On the first Tuesday of each month, I write an astronomy-related column piece for the Oklahoman newspaper. On the following day, I post that same column to my blog page.
This is reprinted by permission form the Oklahoman and newsok.com.
Astronomers currently know of 3726 confirmed planets beyond our solar system. The Kepler space telescope found the bulk of them, and 4496 more Kepler candidate exoplanets await confirmation. Now, two new instruments are set to boost those numbers considerably.
Kepler’s successor is the Transiting Exoplanet Survey Satellite (TESS) which launched last month. Like Kepler, TESS will continuously stare at a large number of stars, watching intently for slight drops in the stars brightness as an orbiting planet passes in front of, or transits, any of them. TESS plans on watching far more stars than Kepler did, so it should be far more successful at finding them.
The discovery process used by Kepler and TESS can only be done in space. The change in brightness as a planet passes in front of its parent star is miniscule, at most only one percent of the star’s brightness. If you have ever look at stars in the night sky from the surface of Earth, you know they twinkle or change in brightness. A star’s twinkling changes the apparent brightness of a star by well more than one percent. That flickering is caused by turbulence in our atmosphere.

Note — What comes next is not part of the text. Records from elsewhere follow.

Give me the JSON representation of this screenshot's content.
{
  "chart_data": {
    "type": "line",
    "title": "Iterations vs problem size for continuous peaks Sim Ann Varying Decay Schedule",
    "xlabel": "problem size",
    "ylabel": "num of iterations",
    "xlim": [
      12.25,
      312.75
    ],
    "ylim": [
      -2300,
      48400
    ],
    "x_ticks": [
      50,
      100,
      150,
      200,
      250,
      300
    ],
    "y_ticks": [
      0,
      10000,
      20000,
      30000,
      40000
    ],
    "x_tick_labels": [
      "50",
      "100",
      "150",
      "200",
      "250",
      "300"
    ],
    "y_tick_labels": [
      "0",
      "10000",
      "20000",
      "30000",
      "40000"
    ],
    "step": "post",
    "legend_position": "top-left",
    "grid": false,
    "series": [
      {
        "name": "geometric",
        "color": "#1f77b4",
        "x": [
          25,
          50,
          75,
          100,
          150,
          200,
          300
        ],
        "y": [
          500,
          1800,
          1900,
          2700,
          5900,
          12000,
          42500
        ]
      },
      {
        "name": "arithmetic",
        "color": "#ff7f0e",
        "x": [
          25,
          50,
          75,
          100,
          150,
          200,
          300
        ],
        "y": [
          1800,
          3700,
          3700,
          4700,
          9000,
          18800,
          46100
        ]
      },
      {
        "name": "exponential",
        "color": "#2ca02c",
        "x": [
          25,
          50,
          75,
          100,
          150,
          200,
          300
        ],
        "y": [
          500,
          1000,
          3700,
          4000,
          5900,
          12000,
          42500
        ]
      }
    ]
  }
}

In space, stars don’t twinkle as there are no molecules of atmospheric gases interfering with the view. A dedicated space telescope can easily track such tiny changes in a star’s brightness. There are other processes that can cause a star to dim a bit. Sunspots come and go on our sun’s surface all the time, which causes its light output to vary. Some stars are inherently variable. But all the other known ways a star’s brightness can change have a different pattern than a planet transiting a star. Kepler’s and TESS’s software filters light changes of the wrong pattern. And you can’t argue with Kepler’s track record.

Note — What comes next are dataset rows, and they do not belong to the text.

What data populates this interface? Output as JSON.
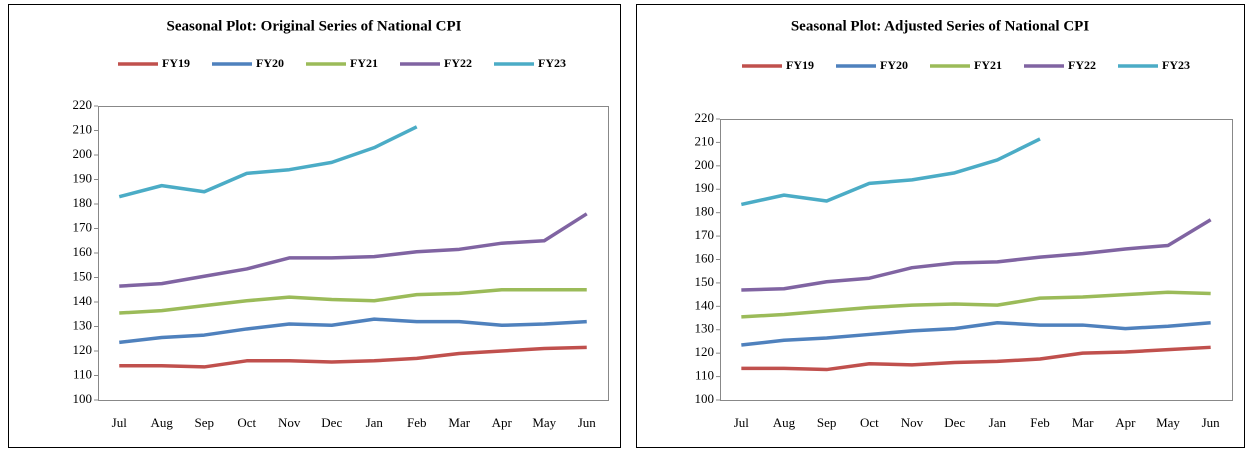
{
  "chart_data": [
    {
      "type": "line",
      "title": "Seasonal Plot: Original Series of  National CPI",
      "categories": [
        "Jul",
        "Aug",
        "Sep",
        "Oct",
        "Nov",
        "Dec",
        "Jan",
        "Feb",
        "Mar",
        "Apr",
        "May",
        "Jun"
      ],
      "ylim": [
        100,
        220
      ],
      "yticks": [
        100,
        110,
        120,
        130,
        140,
        150,
        160,
        170,
        180,
        190,
        200,
        210,
        220
      ],
      "series": [
        {
          "name": "FY19",
          "color": "#c0504d",
          "values": [
            114,
            114,
            113.5,
            116,
            116,
            115.5,
            116,
            117,
            119,
            120,
            121,
            121.5
          ]
        },
        {
          "name": "FY20",
          "color": "#4f81bd",
          "values": [
            123.5,
            125.5,
            126.5,
            129,
            131,
            130.5,
            133,
            132,
            132,
            130.5,
            131,
            132
          ]
        },
        {
          "name": "FY21",
          "color": "#9bbb59",
          "values": [
            135.5,
            136.5,
            138.5,
            140.5,
            142,
            141,
            140.5,
            143,
            143.5,
            145,
            145,
            145
          ]
        },
        {
          "name": "FY22",
          "color": "#8064a2",
          "values": [
            146.5,
            147.5,
            150.5,
            153.5,
            158,
            158,
            158.5,
            160.5,
            161.5,
            164,
            165,
            176
          ]
        },
        {
          "name": "FY23",
          "color": "#4bacc6",
          "values": [
            183,
            187.5,
            185,
            192.5,
            194,
            197,
            203,
            211.5,
            null,
            null,
            null,
            null
          ]
        }
      ]
    },
    {
      "type": "line",
      "title": "Seasonal Plot: Adjusted Series of  National CPI",
      "categories": [
        "Jul",
        "Aug",
        "Sep",
        "Oct",
        "Nov",
        "Dec",
        "Jan",
        "Feb",
        "Mar",
        "Apr",
        "May",
        "Jun"
      ],
      "ylim": [
        100,
        220
      ],
      "yticks": [
        100,
        110,
        120,
        130,
        140,
        150,
        160,
        170,
        180,
        190,
        200,
        210,
        220
      ],
      "series": [
        {
          "name": "FY19",
          "color": "#c0504d",
          "values": [
            113.5,
            113.5,
            113,
            115.5,
            115,
            116,
            116.5,
            117.5,
            120,
            120.5,
            121.5,
            122.5
          ]
        },
        {
          "name": "FY20",
          "color": "#4f81bd",
          "values": [
            123.5,
            125.5,
            126.5,
            128,
            129.5,
            130.5,
            133,
            132,
            132,
            130.5,
            131.5,
            133
          ]
        },
        {
          "name": "FY21",
          "color": "#9bbb59",
          "values": [
            135.5,
            136.5,
            138,
            139.5,
            140.5,
            141,
            140.5,
            143.5,
            144,
            145,
            146,
            145.5
          ]
        },
        {
          "name": "FY22",
          "color": "#8064a2",
          "values": [
            147,
            147.5,
            150.5,
            152,
            156.5,
            158.5,
            159,
            161,
            162.5,
            164.5,
            166,
            177
          ]
        },
        {
          "name": "FY23",
          "color": "#4bacc6",
          "values": [
            183.5,
            187.5,
            185,
            192.5,
            194,
            197,
            202.5,
            211.5,
            null,
            null,
            null,
            null
          ]
        }
      ]
    }
  ]
}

The other new piece of equipment goes by the acronym DARKNESS (the DARK-speckle Near-infrared Energy-resolved Superconducting Spectrophotometer). Astronomers love cute acronyms for their projects, even if it is sometimes a stretch. DARKNESS uses a new type of camera with a new imaging technique to actually photograph the planets directly.
This is no easy task. Trying to see a planet close to a star is like trying to see a firefly next to a giant spotlight. The ability to resolve these two objects so close together and so different in brightness is beyond the capability of the semiconductor-based cameras used in all telescopes until now. This is the same technology used by the Hubble Space Telescope, Kepler, Tess and your cell phone. Fine for selfies, but not for seeing a firefly next to a spotlight.
DARKNESS uses superconducting technology for vast improvement in resolution. “When a single photon with the energy of more than 1 electron volt hits a semiconductor detector, it frees one electron," said physicist Ben Mazin from the University of California, Santa Barbara, who led the team developing the camera. "In a superconducting detector, it frees something like 5,000 or 10,000 electrons. And since there are many more electrons to measure, we can do things that you can't do with the semiconductor detector."
DARKNESS will have a capability currently not available. "It actually takes a picture of the star and the planet," said Mazin. "You can [even] get a spectrum of the planet, but it's extremely technically challenging." The ability to get a spectrum means we can decipher the makeup of the planet’s atmosphere and see if it contains certain constituents, like oxygen or methane, which indicate the presence of life.
DARKNESS or TESS may soon find Earth 2.0.